Linah and Zain pick out lollipops and bounce ahead, chattering. Past the bookstore, there is a small wine shop, the bottles dark and glossy on the shelves. She averts her eyes.
She can sense her children watching her carefully at times, even as she’s doing the most ordinary things: folding dishcloths, pouring tea, yawning. She knows they are scared—though Manar’s fear has metamorphosed neatly into anger—that she will lapse, go back to the days of sobbing, drinking the way she did for months after Elie left, staying up past midnight and calling Elie. How could you do this? I gave you everything, she would scream over and over into the phone and, when he stopped picking up, into his voice mail, sometimes even getting into bed with Zain and asking him to stroke her hair.
That self is still so recent, so alarming, that it makes her shiver with shame.
“I know you’re mad at me,” she’d said to Zain and Manar the morning after telling them, yes, yes, they would be leaving Karam and Budur and Linah, would be leaving Boston for good. “I know you’re mad. You should be mad. I haven’t been doing this very well. And I know you’re scared of moving, I’m so sorry, I’m so sorry to do this. But I promise—”
Here she paused, tears prickling her eyelids. She looked at her children, Manar silent and reproaching, Zain with trust in his eyes, and she began to weep. Zain rose, embraced her, but Manar watched scornfully as Souad shrank into her son’s arms.
Moments later, she composed herself enough to speak again, but when she did, her mind blanked and she just said, lamely, “I promise to do better.”
They walk upstairs to the indoor play area with toys and cushions and a makeshift library. In America, a place like this would never work, leaving your children on their own while you shopped. Kidnappers, perverts, murderers—every street pulsed with threat. Her time in Boston had felt like one long held breath.

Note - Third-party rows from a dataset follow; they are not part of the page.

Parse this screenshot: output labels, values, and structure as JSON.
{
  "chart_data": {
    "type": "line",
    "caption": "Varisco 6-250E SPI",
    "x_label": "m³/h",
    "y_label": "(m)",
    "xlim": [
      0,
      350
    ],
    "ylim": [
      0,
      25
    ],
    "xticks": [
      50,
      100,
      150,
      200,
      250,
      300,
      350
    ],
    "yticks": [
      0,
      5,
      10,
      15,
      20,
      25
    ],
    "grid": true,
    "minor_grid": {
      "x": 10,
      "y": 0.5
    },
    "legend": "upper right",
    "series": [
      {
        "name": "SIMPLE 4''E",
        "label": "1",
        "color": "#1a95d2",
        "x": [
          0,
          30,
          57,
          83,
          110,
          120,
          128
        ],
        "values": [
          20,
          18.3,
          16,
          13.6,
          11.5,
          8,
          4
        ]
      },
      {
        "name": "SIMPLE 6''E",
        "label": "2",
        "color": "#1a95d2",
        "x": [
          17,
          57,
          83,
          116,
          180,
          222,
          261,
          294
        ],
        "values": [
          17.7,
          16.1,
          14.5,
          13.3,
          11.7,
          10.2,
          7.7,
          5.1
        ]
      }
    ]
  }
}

“Okay, guys,” she says to Zain and Linah. “I need to buy a few things. Can you sit here and not break anything?” She pauses. “No wrestling.” They nod, lollipops in their mouths. She turns to Manar. “You want to come with me? Help me pick some things out?”

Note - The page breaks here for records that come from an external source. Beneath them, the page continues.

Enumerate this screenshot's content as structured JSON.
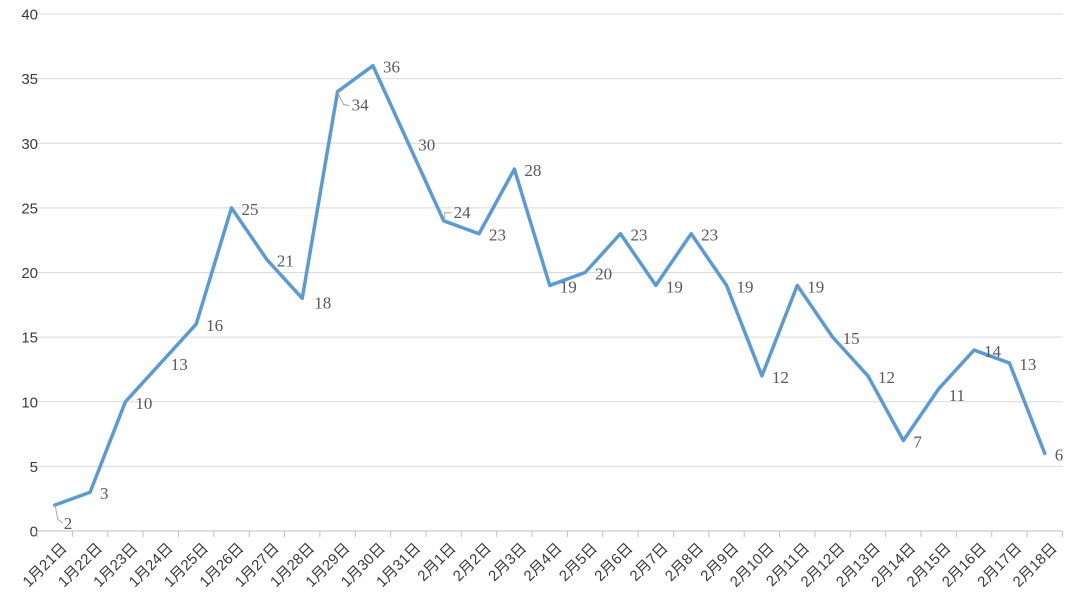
{
  "chart_data": {
    "type": "line",
    "title": "",
    "xlabel": "",
    "ylabel": "",
    "categories": [
      "1月21日",
      "1月22日",
      "1月23日",
      "1月24日",
      "1月25日",
      "1月26日",
      "1月27日",
      "1月28日",
      "1月29日",
      "1月30日",
      "1月31日",
      "2月1日",
      "2月2日",
      "2月3日",
      "2月4日",
      "2月5日",
      "2月6日",
      "2月7日",
      "2月8日",
      "2月9日",
      "2月10日",
      "2月11日",
      "2月12日",
      "2月13日",
      "2月14日",
      "2月15日",
      "2月16日",
      "2月17日",
      "2月18日"
    ],
    "values": [
      2,
      3,
      10,
      13,
      16,
      25,
      21,
      18,
      34,
      36,
      30,
      24,
      23,
      28,
      19,
      20,
      23,
      19,
      23,
      19,
      12,
      19,
      15,
      12,
      7,
      11,
      14,
      13,
      6
    ],
    "ylim": [
      0,
      40
    ],
    "y_ticks": [
      0,
      5,
      10,
      15,
      20,
      25,
      30,
      35,
      40
    ],
    "grid": true,
    "legend": "none",
    "data_labels_shown": true,
    "colors": {
      "line": "#5B9BD5",
      "gridline": "#D9D9D9",
      "axis_line": "#BFBFBF",
      "tick_mark": "#BFBFBF",
      "leader_line": "#A6A6A6",
      "data_label_text": "#595959",
      "axis_tick_text": "#3A3A3A",
      "background": "#FFFFFF"
    }
  }
}
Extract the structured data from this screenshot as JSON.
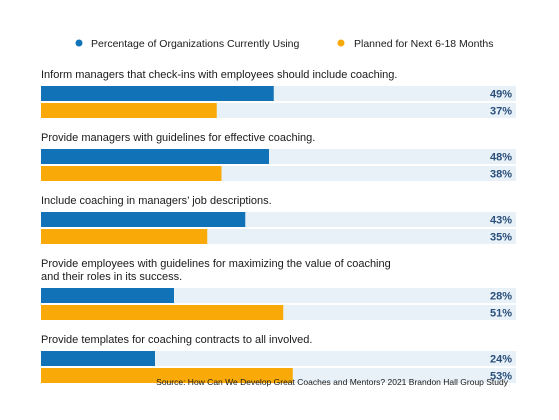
{
  "chart_data": {
    "type": "bar",
    "orientation": "horizontal",
    "xlim": [
      0,
      100
    ],
    "legend_position": "top",
    "grid": false,
    "series": [
      {
        "name": "Percentage of Organizations Currently Using",
        "color": "#1272b8",
        "values": [
          49,
          48,
          43,
          28,
          24
        ]
      },
      {
        "name": "Planned for Next 6-18 Months",
        "color": "#f9aa08",
        "values": [
          37,
          38,
          35,
          51,
          53
        ]
      }
    ],
    "categories": [
      [
        "Inform managers that check-ins with employees should include coaching."
      ],
      [
        "Provide managers with guidelines for effective coaching."
      ],
      [
        "Include coaching in managers’ job descriptions."
      ],
      [
        "Provide employees with guidelines for maximizing the value of coaching",
        "and their roles in its success."
      ],
      [
        "Provide templates for coaching contracts to all involved."
      ]
    ],
    "value_labels": [
      [
        "49%",
        "37%"
      ],
      [
        "48%",
        "38%"
      ],
      [
        "43%",
        "35%"
      ],
      [
        "28%",
        "51%"
      ],
      [
        "24%",
        "53%"
      ]
    ],
    "track_color": "#e8f1f8",
    "source": "Source: How Can We Develop Great Coaches and Mentors? 2021 Brandon Hall Group Study"
  }
}
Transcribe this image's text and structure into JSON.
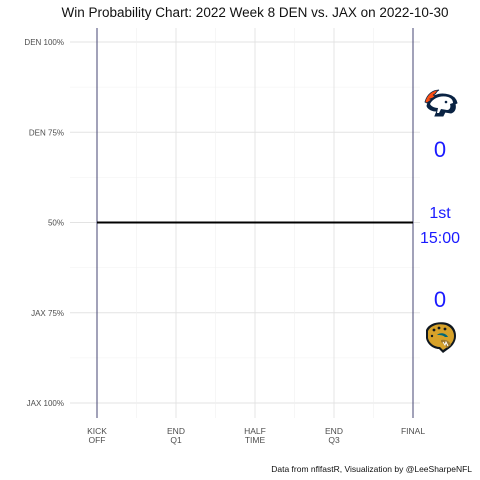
{
  "chart_data": {
    "type": "line",
    "title": "Win Probability Chart: 2022 Week 8 DEN vs. JAX on 2022-10-30",
    "y_ticks": [
      {
        "label": "DEN 100%",
        "value": 100
      },
      {
        "label": "DEN 75%",
        "value": 75
      },
      {
        "label": "50%",
        "value": 50
      },
      {
        "label": "JAX 75%",
        "value": 25
      },
      {
        "label": "JAX 100%",
        "value": 0
      }
    ],
    "x_ticks": [
      {
        "lines": [
          "KICK",
          "OFF"
        ],
        "value": 0
      },
      {
        "lines": [
          "END",
          "Q1"
        ],
        "value": 900
      },
      {
        "lines": [
          "HALF",
          "TIME"
        ],
        "value": 1800
      },
      {
        "lines": [
          "END",
          "Q3"
        ],
        "value": 2700
      },
      {
        "lines": [
          "FINAL"
        ],
        "value": 3600
      }
    ],
    "xlim": [
      0,
      3600
    ],
    "ylim": [
      0,
      100
    ],
    "grid": true,
    "series": [
      {
        "x": [
          0,
          3600
        ],
        "values": [
          50,
          50
        ],
        "color": "#000000"
      }
    ],
    "vlines": [
      0,
      3600
    ],
    "scoreboard": {
      "home_score": "0",
      "away_score": "0",
      "quarter": "1st",
      "clock": "15:00",
      "home_logo": "broncos-logo-icon",
      "away_logo": "jaguars-logo-icon",
      "text_color": "#1a1aff"
    },
    "caption": "Data from nflfastR, Visualization by @LeeSharpeNFL"
  }
}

“No. I want to look at bed sheets. I don’t like the flowery ones.”
Souad feels her temper rise, takes a breath. “Okay. Let’s just meet back here—guys, I said no wrestling—in an hour? Good?” A shrug. Souad tries for a joke. “Do you want a lollipop, Manar, to cheer you up?”
Not even the trace of a smile.
Souad watches Manar leave. Her daughter has become unrecognizable to her. She used to hear people talk about their teenagers and think, Nonsense. How could your own child become a stranger to you, this creature you had fed and soothed and sung to?

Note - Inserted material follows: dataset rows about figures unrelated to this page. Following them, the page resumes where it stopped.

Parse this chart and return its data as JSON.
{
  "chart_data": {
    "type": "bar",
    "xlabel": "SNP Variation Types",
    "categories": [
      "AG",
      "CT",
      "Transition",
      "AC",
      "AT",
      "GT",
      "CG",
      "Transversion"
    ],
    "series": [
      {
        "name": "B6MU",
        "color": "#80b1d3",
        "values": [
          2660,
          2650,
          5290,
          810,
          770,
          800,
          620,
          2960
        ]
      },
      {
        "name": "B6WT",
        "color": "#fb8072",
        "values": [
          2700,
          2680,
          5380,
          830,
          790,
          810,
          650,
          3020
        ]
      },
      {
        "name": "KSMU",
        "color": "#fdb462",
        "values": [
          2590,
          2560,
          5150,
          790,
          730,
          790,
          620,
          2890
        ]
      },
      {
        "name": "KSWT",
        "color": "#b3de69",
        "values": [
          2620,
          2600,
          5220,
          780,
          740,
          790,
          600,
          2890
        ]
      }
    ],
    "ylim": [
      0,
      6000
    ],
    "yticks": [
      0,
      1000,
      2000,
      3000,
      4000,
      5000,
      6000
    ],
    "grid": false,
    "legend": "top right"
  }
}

But, now, here it is. Her daughter, unknown to her. The body she had nourished inside her, held for hours at a time. She knew every scar, every miraculous bone, had spent whole nights watching her chest rise and fall with her breath. And now Manar plodded that body around like luggage, her thoughts a mystery.
Part of it, Souad thinks, might be the weight. Her daughter had been a fat, dimpling baby, then a pudgy child. It is shameful to admit, but Souad worried about it, praying her daughter would slim as she got older. It was impossible not to look at her daughter with sharp eyes, out of necessity, out of love, the way one surveys a landscape for wires, traps, a hidden net in the trees.
And now, at thirteen, Manar’s body is plump, hips flaring, her breasts large and hanging. She has the physique of an older woman, with fleshy arms and thighs, though a startlingly slender neck and attractive face—Elie’s wide, sardonic mouth, Souad’s nose and almond-shaped eyes.
The girl has noticed. Over the past year, she has bought a closetful of black—jeans, tank tops, shirts, even socks. Souad knows that Manar must have overheard someone saying carelessly, Black makes you look thinner, and taken it devastatingly to heart.
“It’s the age,” Budur says often. “We were all like that.”
Souad never tells Budur her fear, that she had lost Manar in some irrevocable way after Elie left, when Manar would come home to find Souad two vodkas in and no meal prepared, when Souad would ask Manar to make her brother a sandwich—or to brush his teeth, help with his homework—while she went upstairs to lie down and cry. How could she not hate me, she wants to ask Budur but is too afraid.